Während viele in der sogenannten Ersten Welt die Schwierigkeiten einer vernetzten Existenz erfahren, bleiben auch den Menschen in den Entwicklungsregionen die Auswirkungen der digitalen Vernetzung und/oder des Fehlens von Internetzugang nicht erspart. Im Gegensatz zu den frühen utopischen Visionen über das Internet und den heute populären Vorstellungen, die das Web 2.0 und Web 3.0 mit persönlicher Emanzipation und ungehinderter Mitwirkungsmöglichkeit verbinden, kann die Nutzung sozialer Medien sehr fordernd, unberechenbar und problematisch sein und äußerst strapaziös für Organisationen oder Personen. Das fordert uns dazu auf, über einen bewussteren Umgang damit nachzudenken.

Über die anfängliche Attraktivität sozialer Medien hinaus heben Schlagworte wie „digitale Welt rund um die Uhr“, „ständige Vernetzung“ und „Online-Kommunikation über mehrere Kanäle“ die Vorteile des Zugangs zum Internet hervor. Zugleich stellen sie aber die unmittelbare und langfristige Funktionsfähigkeit des digitalen Lebens infrage. Insbesondere global betrachtet wird die Frage der Nachhaltigkeit relevant, wenn es um die Interaktion mithilfe von Kommunikationstechnologien geht.

Auf einer Konferenz zum Thema „Wired Asia“ (Verkabeltes Asien) vor einigen Monaten berichteten mehrere Teilnehmerinnen aus Entwicklungsländern, wie die Auslagerung technischer Aufgaben (einschließlich Call-Center-Diensten) an Arbeiter in Südost- und Südasien den Ausgleich zwischen Arbeit und Freizeit beeinträchtigt. Viele müssen lange Arbeitszeiten auf sich nehmen und verbringen ihre Nächte im Schichtdienst im Büro oder in Wohnheimen, weit weg von ihrer Familie und ihrer Gemeinschaft.
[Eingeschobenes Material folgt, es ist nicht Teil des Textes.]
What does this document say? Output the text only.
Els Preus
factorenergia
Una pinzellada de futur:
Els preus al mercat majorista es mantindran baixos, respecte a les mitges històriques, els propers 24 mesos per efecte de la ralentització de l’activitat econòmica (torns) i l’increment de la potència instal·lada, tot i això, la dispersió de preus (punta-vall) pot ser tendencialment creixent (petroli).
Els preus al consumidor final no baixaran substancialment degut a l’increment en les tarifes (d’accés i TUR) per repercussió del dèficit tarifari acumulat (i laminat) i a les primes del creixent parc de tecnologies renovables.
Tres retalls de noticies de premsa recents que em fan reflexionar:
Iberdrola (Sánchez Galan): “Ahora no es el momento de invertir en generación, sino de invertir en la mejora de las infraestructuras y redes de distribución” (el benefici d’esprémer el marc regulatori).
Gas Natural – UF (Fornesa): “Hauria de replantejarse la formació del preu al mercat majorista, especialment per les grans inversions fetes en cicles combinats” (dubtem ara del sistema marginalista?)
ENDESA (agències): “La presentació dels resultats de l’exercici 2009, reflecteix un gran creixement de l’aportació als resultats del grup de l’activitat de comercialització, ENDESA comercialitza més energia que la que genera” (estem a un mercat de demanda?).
Das hat psychischen Stress und auch körperliche Probleme zur Folge.

Diese Arbeiterinnen und Arbeiter leiden unter den körperlichen Auswirkungen einer sitzenden Beschäftigung in der Informationstechnologie, bei der sie nur selten ins Freie kommen. Sie haben wenig Bewegung, ernähren sich mangelhaft und sitzen in beengten, häufig verrauchten Räumen, während sie versuchen, rund um die Uhr Dienstleistungen für Verbraucher in reicheren, industrialisierten Teilen der Welt wie Nordamerika zu erbringen. Auf der anderen Seite leiden die in industrialisierten Regionen mit einer sehr guten IT-Infrastruktur möglicherweise unter Ängsten und steigenden Kosten, weil sie mit den ständigen Veränderungen, die mit dem Verkauf neuer technischer Spielereien, Software und mobiler Anwendungen einhergehen, Schritt halten müssen.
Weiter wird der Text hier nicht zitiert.